1949 Indian Silver Arrow
Have you ever wondered what the end of the line looks like?
Well, this is it.
The name on the tank of this 1949 motorcycle is Indian. But below that, in faded letters, it says “Silver Arrow.” That’s only appropriate, since this is one of the weapons the once-proud Indian Motocycle Co. used to shoot itself shortly after World War II.
Decades before, Indian was the world’s largest motorcycle manufacturer. It developed a reputation for innovative and elegant V-twins and inline fours. But several bad business decisions left the company strapped for cash.
Following World War II, Indian was sure the world was poised for a motorcycling boom. And the next big thing seemed to be lightweight machines, like those being built by Triumph and BSA. So Indian abandoned its successful V-twin Scouts and staked its future on a new line of modular motors-a single, a vertical twin and an inline four, all sharing internal parts.

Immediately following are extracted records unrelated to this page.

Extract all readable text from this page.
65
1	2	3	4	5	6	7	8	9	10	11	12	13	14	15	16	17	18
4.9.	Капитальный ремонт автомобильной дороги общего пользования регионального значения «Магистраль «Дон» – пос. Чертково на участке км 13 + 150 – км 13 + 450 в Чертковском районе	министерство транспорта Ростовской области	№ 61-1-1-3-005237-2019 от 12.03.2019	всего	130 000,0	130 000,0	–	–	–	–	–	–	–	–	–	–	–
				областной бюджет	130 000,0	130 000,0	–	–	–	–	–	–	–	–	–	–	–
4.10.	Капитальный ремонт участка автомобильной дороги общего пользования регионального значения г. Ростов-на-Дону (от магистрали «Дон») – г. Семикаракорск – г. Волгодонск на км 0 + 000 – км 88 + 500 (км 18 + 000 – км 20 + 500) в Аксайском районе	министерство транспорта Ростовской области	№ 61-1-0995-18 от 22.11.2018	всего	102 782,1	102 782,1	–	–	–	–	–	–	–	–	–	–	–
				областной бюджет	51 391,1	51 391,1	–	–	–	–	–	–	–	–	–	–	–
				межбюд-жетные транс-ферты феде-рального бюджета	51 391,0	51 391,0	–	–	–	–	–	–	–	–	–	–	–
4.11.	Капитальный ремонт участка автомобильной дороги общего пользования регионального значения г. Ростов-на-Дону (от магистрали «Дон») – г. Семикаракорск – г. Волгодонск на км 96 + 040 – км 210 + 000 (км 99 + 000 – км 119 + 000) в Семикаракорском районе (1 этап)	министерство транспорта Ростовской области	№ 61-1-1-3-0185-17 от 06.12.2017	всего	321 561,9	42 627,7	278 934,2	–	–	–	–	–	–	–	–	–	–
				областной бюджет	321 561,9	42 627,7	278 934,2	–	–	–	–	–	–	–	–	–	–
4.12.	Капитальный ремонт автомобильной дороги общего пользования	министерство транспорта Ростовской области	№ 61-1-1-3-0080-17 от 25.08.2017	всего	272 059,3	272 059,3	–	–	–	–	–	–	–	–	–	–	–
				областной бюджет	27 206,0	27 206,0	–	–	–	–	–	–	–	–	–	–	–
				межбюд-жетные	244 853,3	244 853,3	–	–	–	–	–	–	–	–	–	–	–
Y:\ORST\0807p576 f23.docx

The Arrow was the base of that line, powered by a single-cylinder 218cc overhead-valve engine, while the new Scout was built around a 436cc twin.
The performance of the new Indians may have been appropriate for all those hoped-for new motorcyclists, but the Arrow and Scout hardly satisfied Indian’s loyal following brought up on 750cc-class performance.
In addition, the bikes cost more to build than expected, especially with many of them experiencing warranty problems. It was even rumored that Indian lost money on every machine sold.
In the end, Indian had to give up plans to build the new four, and borrow even more heavily just to sustain its lineup, all the while waiting for the expected sales boom that would save it.
Eventually, that boom did arrive, and it swelled into the motorcycle flood of the ’60s. But by then, Indian had already succumbed to its long-standing financial problems and gone out of business.
While this bike marked the end of the line for the company, though, it was just the beginning for its owner, Pete Bollenbach of Mountain, Wisconsin.
“My dad bought that Arrow new in 1949,” Pete recalls, “and it’s the bike I learned to ride on.”
Bollenbach sold the Indian to buy a Yamaha in the ’60s, but he never lost track of it. A few years ago, he bought it back.
Eventually, it will be part of Bollenbach’s legacy to a bigger family. He’s stipulated that this Arrow be donated to the Motorcycle Hall of Fame Museum when he dies.
“Someday, I want my grandchildren to know there was an Indian,” he says, “and I’d like them to be able to see this bike.”